【KOREA WAVE】韓国の年間合計特殊出生率が9年ぶりに反転する可能性が高まっている。今年の出生率は過去最低水準だった0.6人台を脱し、0.7人台を維持する見通しだ。
統計庁によると、2024年第3四半期の出生数は6万1288人で、前年同期比4523人(8.0%)増加した。これに伴い、第3四半期の合計特殊出生率は0.76人となり、前年同期より0.05人増加。出生率の四半期ベースでの増加は、2015年第4四半期以来、36四半期ぶりで、その増加幅は2015年第2四半期以来最も大きかった。
合計特殊出生率は、1人の女性が生涯で産むと予想される子どもの数を示す指標であり、今回の反転は注目されている。
背景には、2022年以降、新型コロナ禍の緩和を受けて結婚件数が増加したことがある。昨年の第1四半期の婚姻件数は前年同期比18.9%増の5万3964件を記録しており、通常、結婚から約2年後に出産率へと反映される。

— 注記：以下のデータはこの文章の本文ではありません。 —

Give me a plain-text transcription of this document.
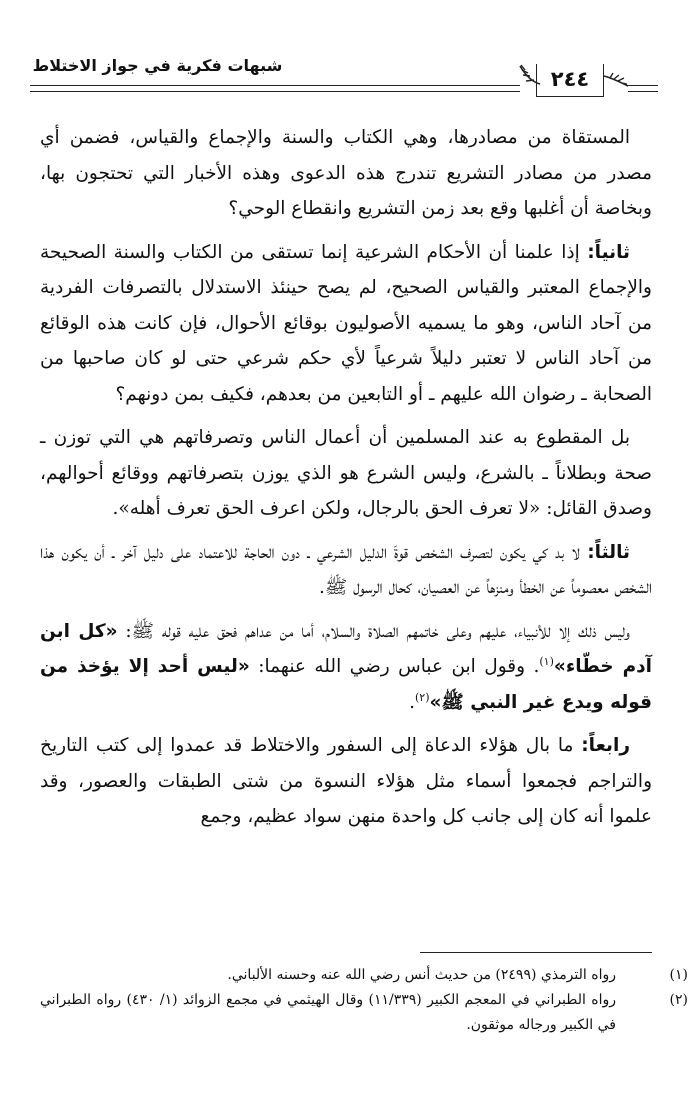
شبهات فكرية في جواز الاختلاط
٢٤٤

المستقاة من مصادرها، وهي الكتاب والسنة والإجماع والقياس، فضمن أي مصدر من مصادر التشريع تندرج هذه الدعوى وهذه الأخبار التي تحتجون بها، وبخاصة أن أغلبها وقع بعد زمن التشريع وانقطاع الوحي؟

ثانياً: إذا علمنا أن الأحكام الشرعية إنما تستقى من الكتاب والسنة الصحيحة والإجماع المعتبر والقياس الصحيح، لم يصح حينئذ الاستدلال بالتصرفات الفردية من آحاد الناس، وهو ما يسميه الأصوليون بوقائع الأحوال، فإن كانت هذه الوقائع من آحاد الناس لا تعتبر دليلاً شرعياً لأي حكم شرعي حتى لو كان صاحبها من الصحابة ـ رضوان الله عليهم ـ أو التابعين من بعدهم، فكيف بمن دونهم؟

بل المقطوع به عند المسلمين أن أعمال الناس وتصرفاتهم هي التي توزن ـ صحة وبطلاناً ـ بالشرع، وليس الشرع هو الذي يوزن بتصرفاتهم ووقائع أحوالهم، وصدق القائل: «لا تعرف الحق بالرجال، ولكن اعرف الحق تعرف أهله».

ثالثاً: لا بد كي يكون لتصرف الشخص قوةَ الدليل الشرعي ـ دون الحاجة للاعتماد على دليل آخر ـ أن يكون هذا الشخص معصوماً عن الخطأ ومنزهاً عن العصيان، كحال الرسول ﷺ.

وليس ذلك إلا للأنبياء، عليهم وعلى خاتمهم الصلاة والسلام، أما من عداهم فحق عليه قوله ﷺ: «كل ابن آدم خطّاء»$^{(١)}$. وقول ابن عباس رضي الله عنهما: «ليس أحد إلا يؤخذ من قوله ويدع غير النبي ﷺ»$^{(٢)}$.

رابعاً: ما بال هؤلاء الدعاة إلى السفور والاختلاط قد عمدوا إلى كتب التاريخ والتراجم فجمعوا أسماء مثل هؤلاء النسوة من شتى الطبقات والعصور، وقد علموا أنه كان إلى جانب كل واحدة منهن سواد عظيم، وجمع

(١)رواه الترمذي (٢٤٩٩) من حديث أنس رضي الله عنه وحسنه الألباني.

(٢)رواه الطبراني في المعجم الكبير (١١/٣٣٩) وقال الهيثمي في مجمع الزوائد (١/ ٤٣٠) رواه الطبراني في الكبير ورجاله موثقون.
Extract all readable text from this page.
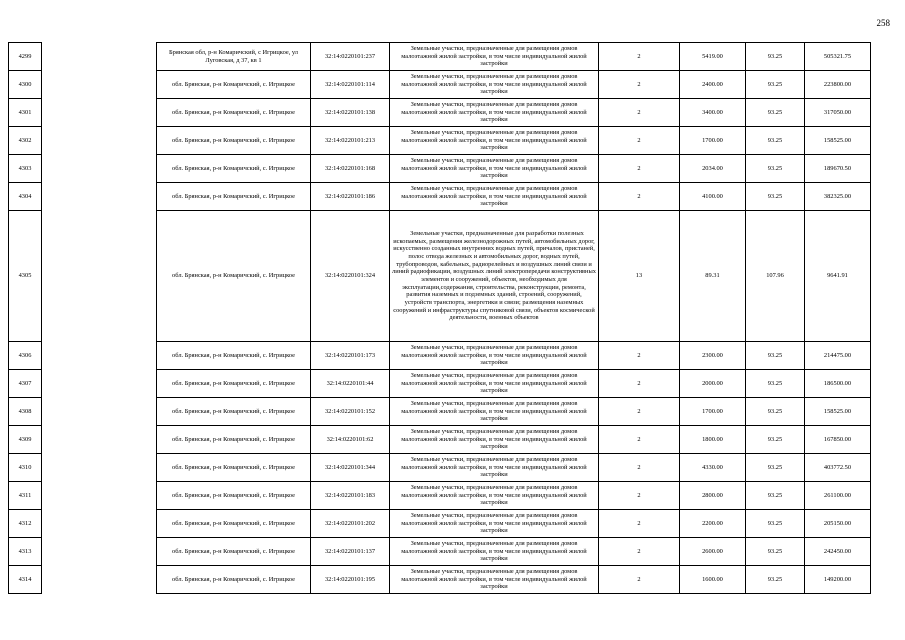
258
4299		Брянская обл, р-н Комаричский, с Игрицкое, ул Луговская, д 37, кв 1	32:14:0220101:237	Земельные участки, предназначенные для размещения домов малоэтажной жилой застройки, в том числе индивидуальной жилой застройки	2	5419.00	93.25	505321.75
4300		обл. Брянская, р-н Комаричский, с. Игрицкое	32:14:0220101:114	Земельные участки, предназначенные для размещения домов малоэтажной жилой застройки, в том числе индивидуальной жилой застройки	2	2400.00	93.25	223800.00
4301		обл. Брянская, р-н Комаричский, с. Игрицкое	32:14:0220101:138	Земельные участки, предназначенные для размещения домов малоэтажной жилой застройки, в том числе индивидуальной жилой застройки	2	3400.00	93.25	317050.00
4302		обл. Брянская, р-н Комаричский, с. Игрицкое	32:14:0220101:213	Земельные участки, предназначенные для размещения домов малоэтажной жилой застройки, в том числе индивидуальной жилой застройки	2	1700.00	93.25	158525.00
4303		обл. Брянская, р-н Комаричский, с. Игрицкое	32:14:0220101:168	Земельные участки, предназначенные для размещения домов малоэтажной жилой застройки, в том числе индивидуальной жилой застройки	2	2034.00	93.25	189670.50
4304		обл. Брянская, р-н Комаричский, с. Игрицкое	32:14:0220101:186	Земельные участки, предназначенные для размещения домов малоэтажной жилой застройки, в том числе индивидуальной жилой застройки	2	4100.00	93.25	382325.00
4305		обл. Брянская, р-н Комаричский, с. Игрицкое	32:14:0220101:324	Земельные участки, предназначенные для разработки полезных ископаемых, размещения железнодорожных путей, автомобильных дорог, искусственно созданных внутренних водных путей, причалов, пристаней, полос отвода железных и автомобильных дорог, водных путей, трубопроводов, кабельных, радиорелейных и воздушных линий связи и линий радиофикации, воздушных линий электропередачи конструктивных элементов и сооружений, объектов, необходимых для эксплуатации,содержания, строительства, реконструкции, ремонта, развития наземных и подземных зданий, строений, сооружений, устройств транспорта, энергетики и связи; размещения наземных сооружений и инфраструктуры спутниковой связи, объектов космической деятельности, военных объектов	13	89.31	107.96	9641.91
4306		обл. Брянская, р-н Комаричский, с. Игрицкое	32:14:0220101:173	Земельные участки, предназначенные для размещения домов малоэтажной жилой застройки, в том числе индивидуальной жилой застройки	2	2300.00	93.25	214475.00
4307		обл. Брянская, р-н Комаричский, с. Игрицкое	32:14:0220101:44	Земельные участки, предназначенные для размещения домов малоэтажной жилой застройки, в том числе индивидуальной жилой застройки	2	2000.00	93.25	186500.00
4308		обл. Брянская, р-н Комаричский, с. Игрицкое	32:14:0220101:152	Земельные участки, предназначенные для размещения домов малоэтажной жилой застройки, в том числе индивидуальной жилой застройки	2	1700.00	93.25	158525.00
4309		обл. Брянская, р-н Комаричский, с. Игрицкое	32:14:0220101:62	Земельные участки, предназначенные для размещения домов малоэтажной жилой застройки, в том числе индивидуальной жилой застройки	2	1800.00	93.25	167850.00
4310		обл. Брянская, р-н Комаричский, с. Игрицкое	32:14:0220101:344	Земельные участки, предназначенные для размещения домов малоэтажной жилой застройки, в том числе индивидуальной жилой застройки	2	4330.00	93.25	403772.50
4311		обл. Брянская, р-н Комаричский, с. Игрицкое	32:14:0220101:183	Земельные участки, предназначенные для размещения домов малоэтажной жилой застройки, в том числе индивидуальной жилой застройки	2	2800.00	93.25	261100.00
4312		обл. Брянская, р-н Комаричский, с. Игрицкое	32:14:0220101:202	Земельные участки, предназначенные для размещения домов малоэтажной жилой застройки, в том числе индивидуальной жилой застройки	2	2200.00	93.25	205150.00
4313		обл. Брянская, р-н Комаричский, с. Игрицкое	32:14:0220101:137	Земельные участки, предназначенные для размещения домов малоэтажной жилой застройки, в том числе индивидуальной жилой застройки	2	2600.00	93.25	242450.00
4314		обл. Брянская, р-н Комаричский, с. Игрицкое	32:14:0220101:195	Земельные участки, предназначенные для размещения домов малоэтажной жилой застройки, в том числе индивидуальной жилой застройки	2	1600.00	93.25	149200.00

今年に入って2四半期連続で出生数が増加したことで、2024年の合計特殊出生率が0.7人台を維持する可能性が高まっている。統計庁は当初、今年の出生率を0.68人と予測していたが、現時点の傾向では0.72~0.74人程度に上昇すると見られている。昨年の第4四半期が0.65人と低水準だったため、今年の第4四半期にはベース効果が働く可能性も指摘されている。
また、出産の先行指標とされる妊娠・出産バウチャーの申請件数も増加している。国民健康保険公団によると、今年9月までのバウチャー申請件数は22万3461件で、前年同期比11%増加した。さらに、今年の婚姻件数は9月までに16万1771件を記録し、前年同期比12.8%増加。2019年以降で最も高い数値となった。
こうした一時的な反転はあるものの、韓国の出生率は依然として世界最低水準であり、抜本的な対策が求められている。ソウル大学人口政策研究センターのイ・サンリム責任研究員は「0.7人台の反転は一時的で、前年の急激な減少によるベース効果の影響が大きい。出産率が本格的に増加するには、2022年(0.78人)の水準に戻る必要がある」と述べた。
さらに、「結婚や出産が若者にとって魅力的でないという意識が根本的な問題だ」と指摘し、政府が結婚や出産を促進するための政策を展開する重要性を強調した。結婚や出産に対する価値観の変化と、経済的負担の軽減が課題であり、韓国社会がこの問題を克服するにはまだ道のりは長いと見られる。